Menschen für die Europawahl mobilisieren

Eine Gruppe von Schülern aus der zehnten und elften Klasse nutze am vergangenen Elternsprechtag die Chance, um an die Europawahl am 26. Mai 2019 zu erinnern. Mit selbst gemalten Plakaten und Informationen bewaffnet haben die Schüler einen Stand im Treppenhaus eröffnet und so für die wichtige Wahl geworben.

Nur 43,09 Prozent der wahlberechtigten EU-Bürger gaben 2014 zur letzten Europawahl ihre Stimme ab. Gerade im Vergleich zu den nationalen Wahlen in Deutschland eine unzufriedenstellende Quote, fanden auch Samuel Schmidt (10b), Sandrine Bernschneider, Benedikt Franz und Niklas Forkel (alle Q11). Mit Informationen rund um das Europäische Parlament und selbst gestalteten Plakaten führten Sie mit den Eltern Gespräche und animierten zur Wahl.
Für die Unentschlossenen hatten sie zudem eine Empfehlung parat: Sie informierten über die Möglichkeit des sogenannten „Wahl-O-Mats“. „Für jemanden, der noch nicht weiß, was er wählen soll, ist das eine gute Möglichkeit, mehr über die Positionen der Parteien zu erfahren.“, erklärt Niklas Forkel.

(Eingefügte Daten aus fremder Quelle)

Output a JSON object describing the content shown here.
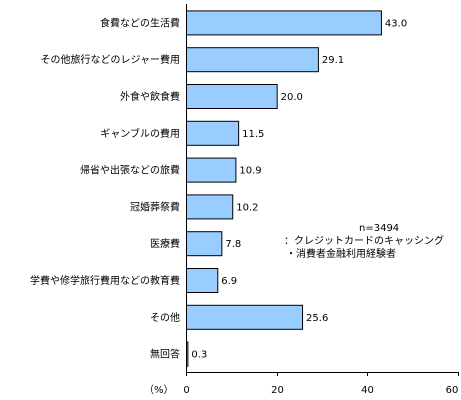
{
  "chart_data": {
    "type": "bar",
    "orientation": "horizontal",
    "categories": [
      "食費などの生活費",
      "その他旅行などのレジャー費用",
      "外食や飲食費",
      "ギャンブルの費用",
      "帰省や出張などの旅費",
      "冠婚葬祭費",
      "医療費",
      "学費や修学旅行費用などの教育費",
      "その他",
      "無回答"
    ],
    "values": [
      43.0,
      29.1,
      20.0,
      11.5,
      10.9,
      10.2,
      7.8,
      6.9,
      25.6,
      0.3
    ],
    "value_labels": [
      "43.0",
      "29.1",
      "20.0",
      "11.5",
      "10.9",
      "10.2",
      "7.8",
      "6.9",
      "25.6",
      "0.3"
    ],
    "xlim": [
      0,
      60
    ],
    "xticks": [
      "0",
      "20",
      "40",
      "60"
    ],
    "xunit": "（%）",
    "grid": false,
    "bar_color": "#99ccff",
    "annotation": {
      "n": "n=3494",
      "line1": "：クレジットカードのキャッシング",
      "line2": "・消費者金融利用経験者"
    }
  }
}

Für alle, die noch nicht wählen können, findet zudem am 17. Mai von 8 bis 13 Uhr am AG die U18-Wahl statt. Diese findet immer neun Tage vor einem offiziellen Wahltermin statt. Das Ganze soll in Vorbereitung auf die Wahlen Anlass für selbstorganisierte politische Bildung bieten.